Colombia: la vida es sagrada, pero nos estamos matando

Por Karen Méndez Bautista (*), desde Bogotá | Foto principal: Byron Jiménez

Ha sido difícil poner en orden las ideas para compartir algunas impresiones de lo que sucede en Colombia, pues es imposible separar lo que escribo de las emociones causadas por los juicios que no dejan de aparecer, entre la tristeza y la impotencia, entre saber hacia dónde deberíamos ir, pero no por dónde empezar.

No deja de ser inquietante que, al abrir un periódico con las noticias de América Latina, quede la sensación de que estuviéramos hablando de un mismo país. Que lo que causó el estallido social en Chile “no eran los 30 pesos, sino los 30 años”, y que esta vez en Colombia fue la reforma tributaria “solidaria” la gota que rebasó el vaso y llevó a un paro nacional que lleva más de 15 días, contabilizando decenas de pérdidas humanas y sumando tristemente como símbolo de esta protesta a otro joven más: Lucas Villa.

Las respuestas de los gobiernos a estas manifestaciones tienen patrones muy similares: en ambos casos, se trata de jefes de Estado que actúan tarde, rodeados de equipos que tampoco sienten cercano el país por el cual están trabajando.
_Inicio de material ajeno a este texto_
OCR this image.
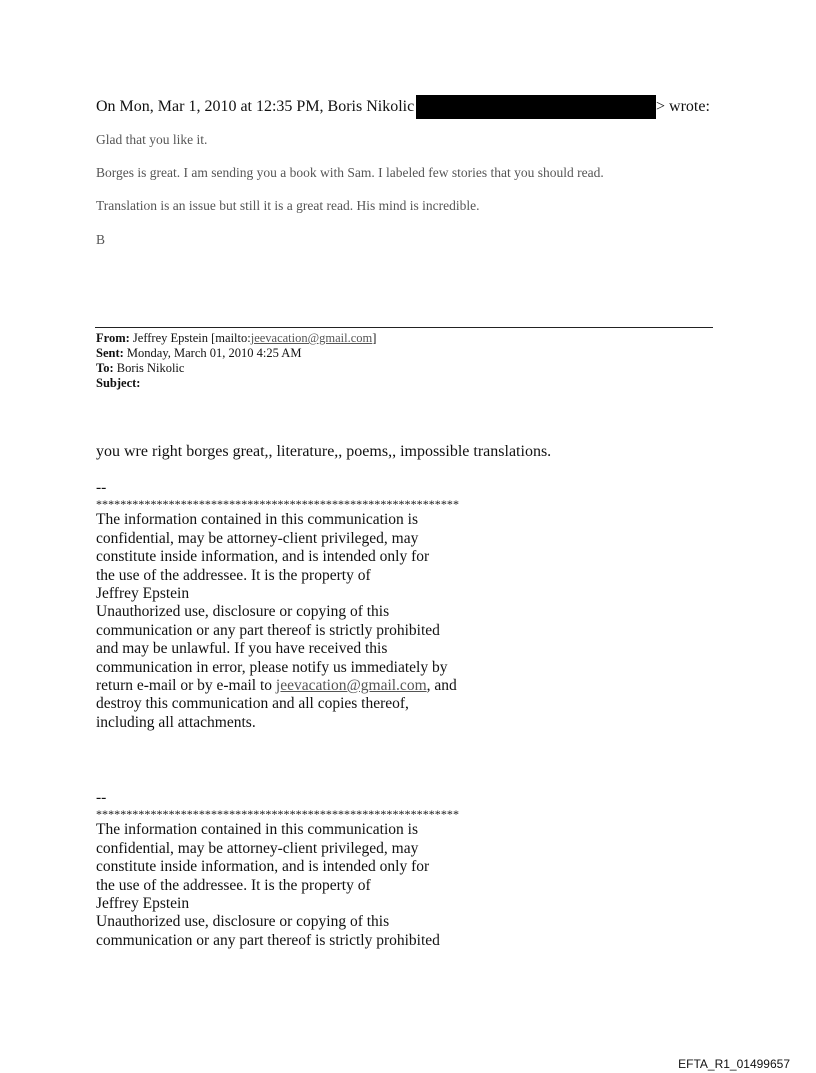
On Mon, Mar 1, 2010 at 12:35 PM, Boris Nikolic	> wrote:
Glad that you like it.
Borges is great. I am sending you a book with Sam. I labeled few stories that you should read.
Translation is an issue but still it is a great read. His mind is incredible.
B
From: Jeffrey Epstein [mailto:jeevacation@gmail.com]
Sent: Monday, March 01, 2010 4:25 AM
To: Boris Nikolic
Subject:
you wre right borges great,, literature,, poems,, impossible translations.
--
************************************************************
The information contained in this communication is
confidential, may be attorney-client privileged, may
constitute inside information, and is intended only for
the use of the addressee. It is the property of
Jeffrey Epstein
Unauthorized use, disclosure or copying of this
communication or any part thereof is strictly prohibited
and may be unlawful. If you have received this
communication in error, please notify us immediately by
return e-mail or by e-mail to jeevacation@gmail.com, and
destroy this communication and all copies thereof,
including all attachments.
--
************************************************************
The information contained in this communication is
confidential, may be attorney-client privileged, may
constitute inside information, and is intended only for
the use of the addressee. It is the property of
Jeffrey Epstein
Unauthorized use, disclosure or copying of this
communication or any part thereof is strictly prohibited
EFTA_R1_01499657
Peor aún: intentan imponer y vender una visión (única) de ese país que se aleja de la (diversa) realidad.

Esta somera radiografía tiene un bemol particular en Colombia, y es el paupérrimo valor y respeto a la vida, derivado de la cultura del narcotráfico, en la que todos tienen un precio. Haberlo permitido nos está pasando la cuenta como sociedad,  sumado a una polarización ideológica rampante resultado de la cual no solo hay una descalificación por pensar distinto, sino que la vida pasa a ser el precio a pagar por ello.

La arenga que hemos escuchado en las manifestaciones de fines de 2019 y durante las últimas semanas en Colombia —“Nos están matando”— no corresponde únicamente a los casos de abuso policial. También se debe al silencioso proceso de asesinatos sistemáticos de más de 900 líderes y lideresas sociales en territorio rural desde la firma del Acuerdo de Paz de 2016 hasta la fecha, según el reporte de abril de 2021 de la Jurisdicción Especial para la Paz.

Adherentes al paro nacional el 28 de abril en Bogotá, Colombia. | Byron Jiménez vía Unsplash.

Estas masacres son un detonante presente en los últimos cuatro años. Duque las denomina “homicidios colectivos” para bajar el perfil de la grave situación que vive la ruralidad, presionada por la disputa territorial entre las organizaciones del narcotráfico, las guerrillas y las disidencias de las FARC. Tal vez no llegaron a ser tan mediáticas y ruidosas como las marchas acontecidas en las ciudades, pero no resultan ni más ni menos dolorosas. Sin embargo, duele particularmente cuando las respuestas a ambas situaciones por parte del gobierno son frívolas, indolentes y, a veces, inhumanas. No reconocer el dolor de las masacres y la ira de las marchas causa, a su vez, más rabia y sufrimiento.

Creo profundamente que cualquier paso que se dé en favor de la vida tiene que partir por reconocer el dolor de la muerte violenta. No pasa por intentar sanar la herida cuando la bala aún está adentro ni por poner pañitos de agua tibia, sino por conversar y entablar el diálogo.

Mira el documental “Un triunfo para la paz”, sobre la implementación de los Acuerdos de Paz de 2016 en la Amazonía colombiana. | Colombia +20.

Veo un gobierno llegar tarde. Veo cómo entre policías y grupos de manifestantes toman la justicia por su cuenta, sin dejar de mencionar la terrorífica escena de ciudadanos armados para defender sus barrios. Veo siempre la silla vacía en el diálogo con la minga o el comité del paro. Oigo afirmaciones de que hay buenos muertos y malos muertos. Y desde esa indignación me pregunto: ¿cómo recuperar el valor y la dignidad del acto de respirar en Colombia?

Es una pregunta con un anhelo profundo y un pedazo de esperanza que todavía se aferra a pequeños visos de luz y humanidad: el camino hacia la constituyente en Chile y un Acuerdo de Paz en Colombia que, aunque maltratado, sigue dando señales de vida, principalmente en lo rural. Y a pesar de todo, también hay esperanza en las manifestaciones pacíficas, que han logrado frenar reformas normativas nocivas y hacer sentir que el poder aún está en la ciudadanía, y que lo queremos ejercer.

(*) Licenciada en Gobierno y Relaciones Internacionales (Universidad Externado de Colombia) y Magíster en Geografía (UCh). Facilitadora de participación social. Fundadora de Contacto Local y Glocal Minds.